本気でネアンたちのことなどどうでもいいらしい。
教皇の様子を見るに、ここへ来たのも別の目的があったからなのだろう。
彼はネアンたちより、王子や魔法使いの女の話に興味を持っていた。
(くっそ……っ!)
何年も教皇に憧れ続けてきた。
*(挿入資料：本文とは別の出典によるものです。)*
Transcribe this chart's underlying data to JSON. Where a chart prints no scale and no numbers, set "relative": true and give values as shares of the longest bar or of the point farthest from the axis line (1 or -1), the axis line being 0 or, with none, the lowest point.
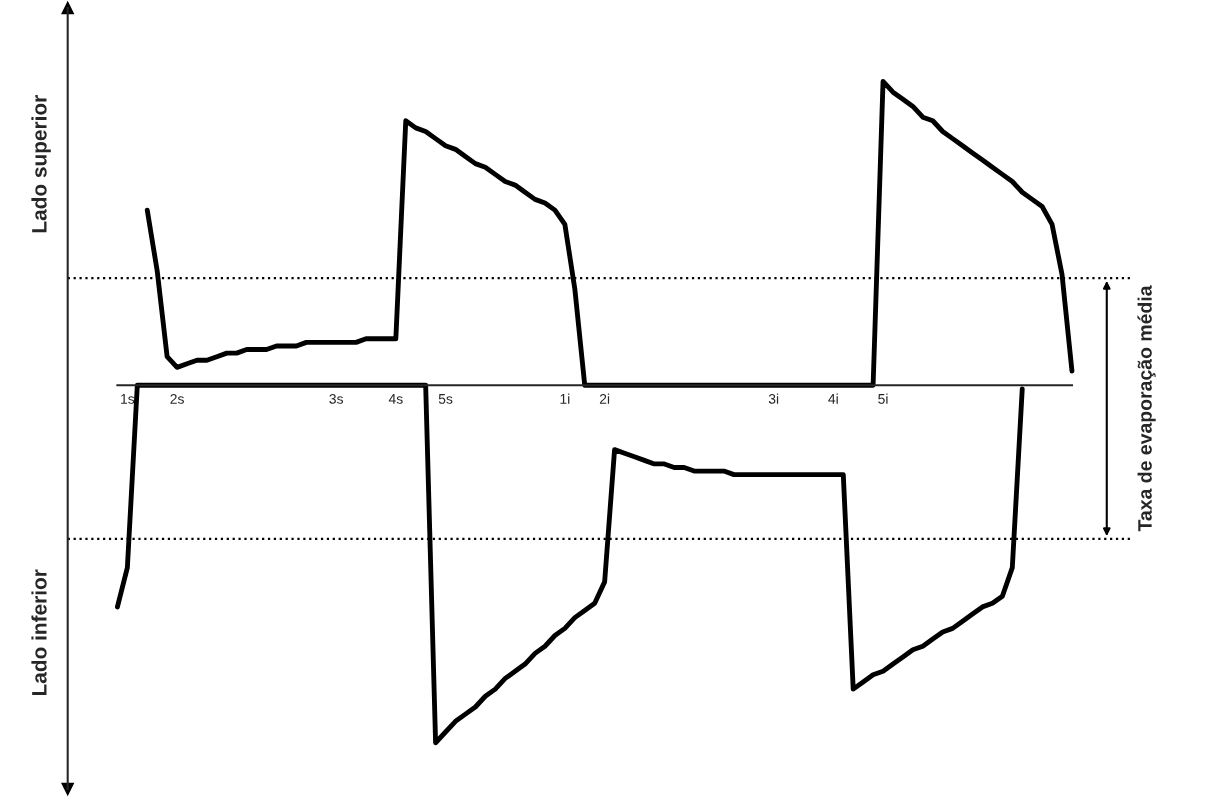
{
  "chart_data": {
    "type": "line",
    "relative": true,
    "legend": false,
    "grid": false,
    "marker": "none",
    "line_style": "solid",
    "categories": [
      null,
      "1s",
      null,
      null,
      null,
      null,
      "2s",
      null,
      null,
      null,
      null,
      null,
      null,
      null,
      null,
      null,
      null,
      null,
      null,
      null,
      null,
      null,
      "3s",
      null,
      null,
      null,
      null,
      null,
      "4s",
      null,
      null,
      null,
      null,
      "5s",
      null,
      null,
      null,
      null,
      null,
      null,
      null,
      null,
      null,
      null,
      null,
      "1i",
      null,
      null,
      null,
      "2i",
      null,
      null,
      null,
      null,
      null,
      null,
      null,
      null,
      null,
      null,
      null,
      null,
      null,
      null,
      null,
      null,
      "3i",
      null,
      null,
      null,
      null,
      null,
      "4i",
      null,
      null,
      null,
      null,
      "5i",
      null,
      null,
      null,
      null,
      null,
      null,
      null,
      null,
      null,
      null,
      null,
      null,
      null,
      null,
      null,
      null,
      null,
      null,
      null
    ],
    "series": [
      {
        "color": "#000000",
        "values": [
          null,
          null,
          null,
          0.49,
          0.32,
          0.08,
          0.05,
          0.06,
          0.07,
          0.07,
          0.08,
          0.09,
          0.09,
          0.1,
          0.1,
          0.1,
          0.11,
          0.11,
          0.11,
          0.12,
          0.12,
          0.12,
          0.12,
          0.12,
          0.12,
          0.13,
          0.13,
          0.13,
          0.13,
          0.74,
          0.72,
          0.71,
          0.69,
          0.67,
          0.66,
          0.64,
          0.62,
          0.61,
          0.59,
          0.57,
          0.56,
          0.54,
          0.52,
          0.51,
          0.49,
          0.45,
          0.27,
          0,
          0,
          0,
          0,
          0,
          0,
          0,
          0,
          0,
          0,
          0,
          0,
          0,
          0,
          0,
          0,
          0,
          0,
          0,
          0,
          0,
          0,
          0,
          0,
          0,
          0,
          0,
          0,
          0,
          0,
          0.85,
          0.82,
          0.8,
          0.78,
          0.75,
          0.74,
          0.71,
          0.69,
          0.67,
          0.65,
          0.63,
          0.61,
          0.59,
          0.57,
          0.54,
          0.52,
          0.5,
          0.45,
          0.31,
          0.04
        ]
      },
      {
        "color": "#000000",
        "values": [
          -0.62,
          -0.51,
          0,
          0,
          0,
          0,
          0,
          0,
          0,
          0,
          0,
          0,
          0,
          0,
          0,
          0,
          0,
          0,
          0,
          0,
          0,
          0,
          0,
          0,
          0,
          0,
          0,
          0,
          0,
          0,
          0,
          0,
          -1,
          -0.97,
          -0.94,
          -0.92,
          -0.9,
          -0.87,
          -0.85,
          -0.82,
          -0.8,
          -0.78,
          -0.75,
          -0.73,
          -0.7,
          -0.68,
          -0.65,
          -0.63,
          -0.61,
          -0.55,
          -0.18,
          -0.19,
          -0.2,
          -0.21,
          -0.22,
          -0.22,
          -0.23,
          -0.23,
          -0.24,
          -0.24,
          -0.24,
          -0.24,
          -0.25,
          -0.25,
          -0.25,
          -0.25,
          -0.25,
          -0.25,
          -0.25,
          -0.25,
          -0.25,
          -0.25,
          -0.25,
          -0.25,
          -0.85,
          -0.83,
          -0.81,
          -0.8,
          -0.78,
          -0.76,
          -0.74,
          -0.73,
          -0.71,
          -0.69,
          -0.68,
          -0.66,
          -0.64,
          -0.62,
          -0.61,
          -0.59,
          -0.51,
          -0.01,
          null,
          null,
          null,
          null,
          null
        ]
      }
    ],
    "ref_lines": [
      {
        "axis": "y",
        "value": 0.3,
        "color": "#000000",
        "line_style": "dotted"
      },
      {
        "axis": "y",
        "value": -0.43,
        "color": "#000000",
        "line_style": "dotted"
      }
    ],
    "annotations": [
      "Lado superior",
      "Lado inferior",
      "Taxa de evaporação média"
    ]
  }
}
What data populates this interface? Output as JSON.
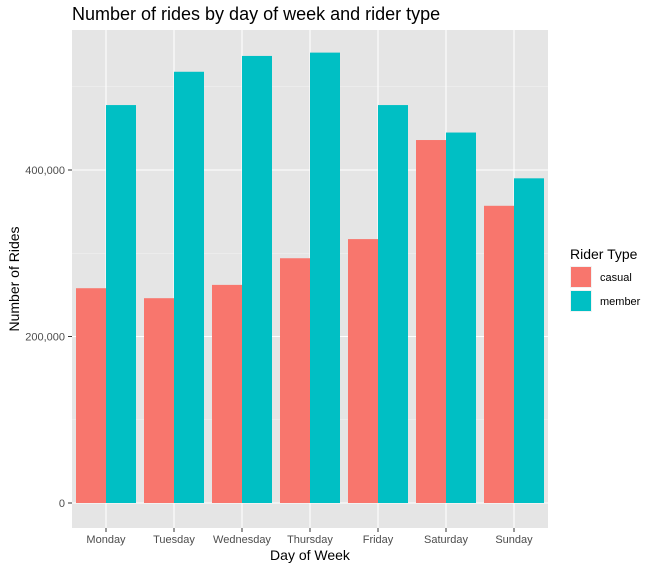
{
  "chart_data": {
    "type": "bar",
    "title": "Number of rides by day of week and rider type",
    "xlabel": "Day of Week",
    "ylabel": "Number of Rides",
    "categories": [
      "Monday",
      "Tuesday",
      "Wednesday",
      "Thursday",
      "Friday",
      "Saturday",
      "Sunday"
    ],
    "series": [
      {
        "name": "casual",
        "color": "#F8766D",
        "values": [
          258000,
          246000,
          262000,
          294000,
          317000,
          436000,
          357000
        ]
      },
      {
        "name": "member",
        "color": "#00BFC4",
        "values": [
          478000,
          518000,
          537000,
          541000,
          478000,
          445000,
          390000
        ]
      }
    ],
    "ylim": [
      0,
      570000
    ],
    "yticks": [
      {
        "value": 0,
        "label": "0"
      },
      {
        "value": 200000,
        "label": "200,000"
      },
      {
        "value": 400000,
        "label": "400,000"
      }
    ],
    "legend": {
      "title": "Rider Type",
      "placement": "right"
    },
    "grid": true,
    "colors": {
      "panel": "#E5E5E5",
      "grid_major": "#FFFFFF",
      "casual": "#F8766D",
      "member": "#00BFC4"
    }
  }
}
教皇のために聖人としての仕事に精を出してきた。
ただ認められたかった。
だが……。
教皇はネアンなど眼中にないのだ。
ネアンは途方に暮れた。
このまま帰れば処罰されるのがわかりきっているので、総本山へは戻れない。
(はぐれ魔法使いとして生きるのか……? 俺が……?)
それは、今まで魔法使いたちを排斥してきたネアンにとって屈辱的なことだった。
処分される側として逃げ惑う恐怖を、ネアンは初めて自覚する。
だがどうすればいいというのか。
ネアンは聖人としてモーター教の中で暮らす生き方しか知らない。
聖人と聖騎士たちを絶望が襲った。